Bien qu’il soit un jeune trentenaire, Barraco ne cache pas son admiration pour le chanteur de 77 ans. Il est vrai, reconnaît-il, que Sardou, « légèrement macho, largement vantard, peu porté sur le partage des tâches ménagères », n’est pas dans l’air du temps et penche à droite.
Il se dit gaulliste, a appuyé Giscard en 1974, Chirac en 1995 et Sarkozy en 2007, avant de s’en dire déçu.

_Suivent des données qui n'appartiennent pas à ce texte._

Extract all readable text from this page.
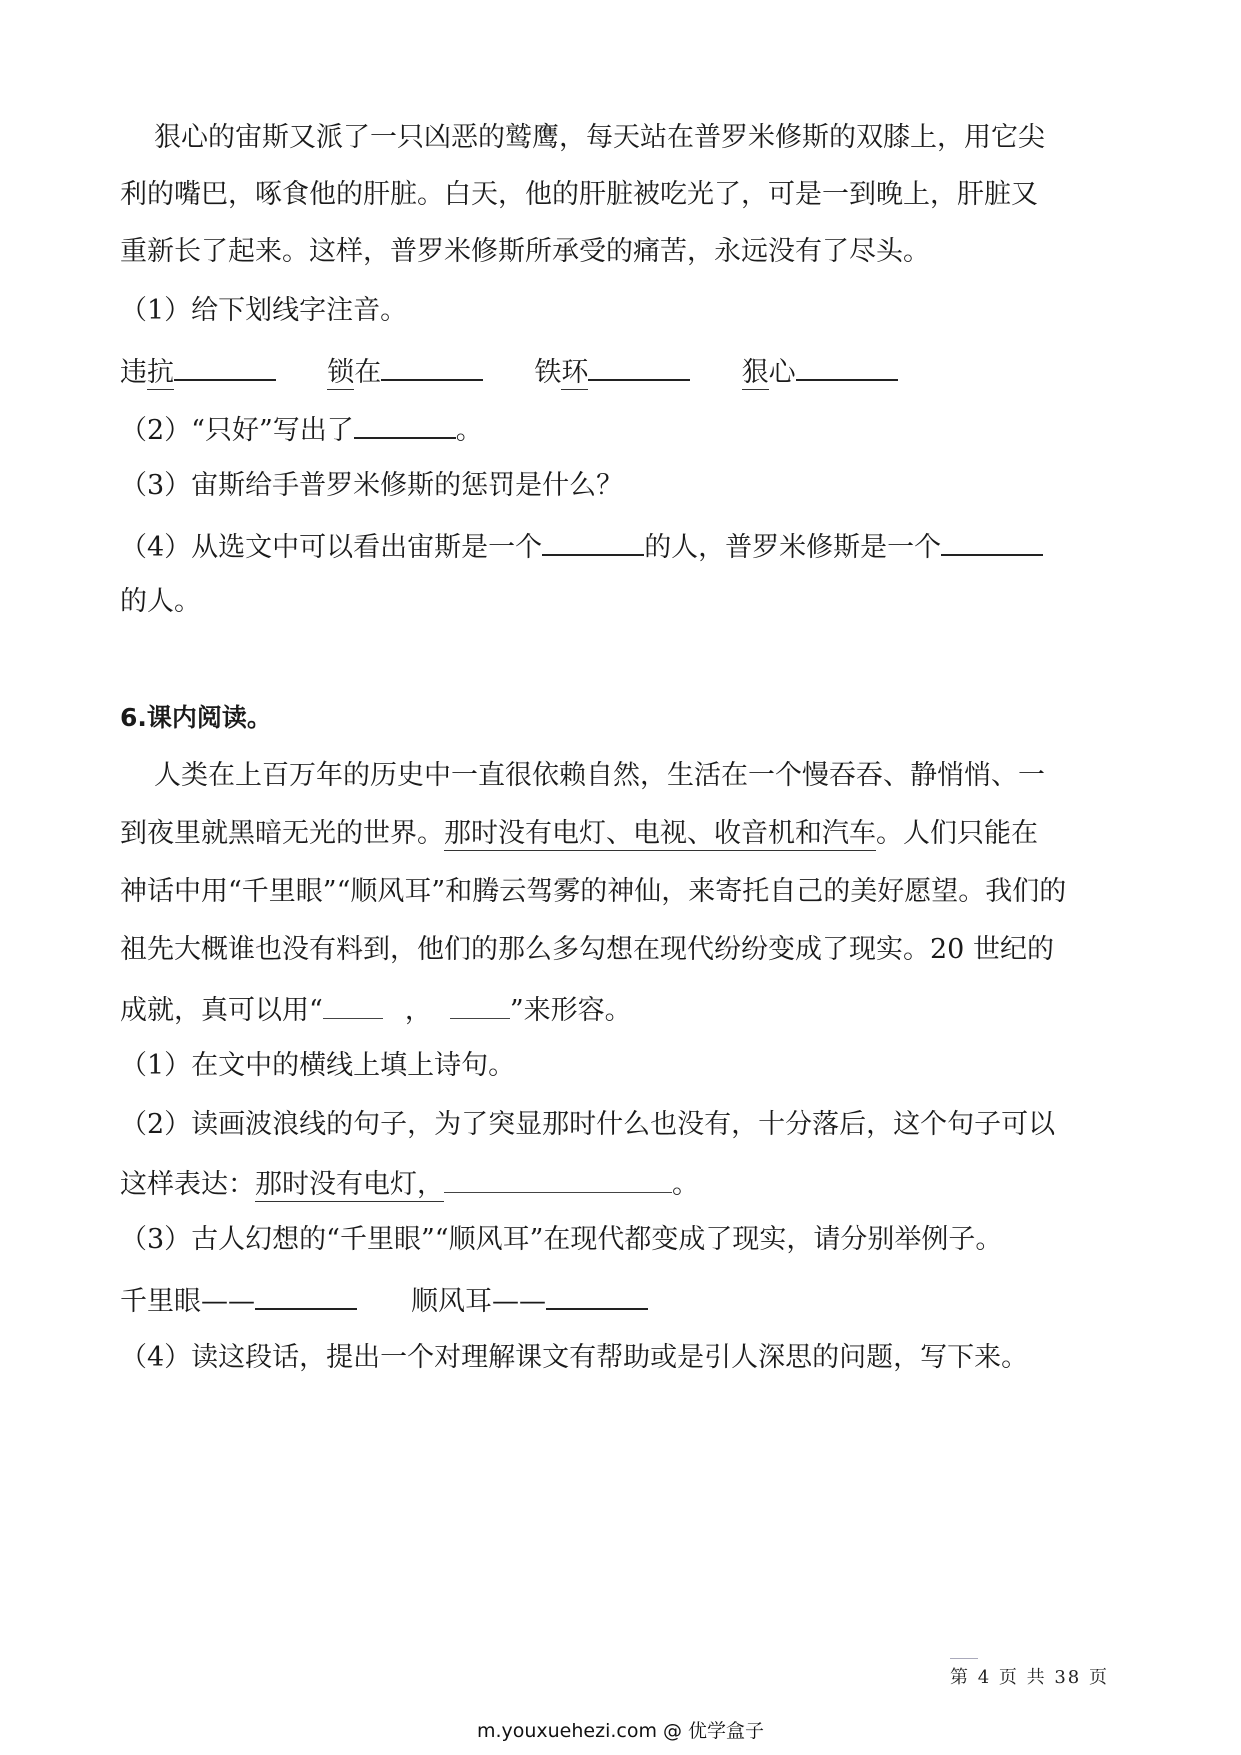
狠心的宙斯又派了一只凶恶的鹫鹰，每天站在普罗米修斯的双膝上，用它尖
利的嘴巴，啄食他的肝脏。白天，他的肝脏被吃光了，可是一到晚上，肝脏又
重新长了起来。这样，普罗米修斯所承受的痛苦，永远没有了尽头。
（1）给下划线字注音。
违抗	锁在	铁环	狠心
（2）“只好”写出了	。
（3）宙斯给手普罗米修斯的惩罚是什么？
（4）从选文中可以看出宙斯是一个	的人，普罗米修斯是一个
的人。
6.课内阅读。
人类在上百万年的历史中一直很依赖自然，生活在一个慢吞吞、静悄悄、一
到夜里就黑暗无光的世界。那时没有电灯、电视、收音机和汽车。人们只能在
神话中用“千里眼”“顺风耳”和腾云驾雾的神仙，来寄托自己的美好愿望。我们的
祖先大概谁也没有料到，他们的那么多勾想在现代纷纷变成了现实。20 世纪的
成就，真可以用“	，	”来形容。
（1）在文中的横线上填上诗句。
（2）读画波浪线的句子，为了突显那时什么也没有，十分落后，这个句子可以
这样表达：那时没有电灯，	。
（3）古人幻想的“千里眼”“顺风耳”在现代都变成了现实，请分别举例子。
千里眼——	顺风耳——
（4）读这段话，提出一个对理解课文有帮助或是引人深思的问题，写下来。
第 4 页 共 38 页
m.youxuehezi.com @ 优学盒子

Il a toujours, par ailleurs, admiré Mitterrand et a même reconnu des qualités à Mélenchon avant de le diaboliser. On ne trouvera pas, non plus, à l’extrême droite celui qui affirme que Zemmour et Le Pen ne disent que des conneries.
En politique, Sardou, comme on dit en France, clashe tout le monde et dit lui aussi beaucoup de conneries. « C’est plutôt, résume Barraco, un “anar” individualiste, donc de droite, qui se moque des conventions et des institutions. »
Je ne voudrais pas d’un tel homme comme ami. Ça ne m’empêche pas d’être ému quand je l’entends chanter Une fille aux yeux clairs (1974) ou que je retrouve ses chansons dans le film
(2014). Je l’aime plus doux que dur.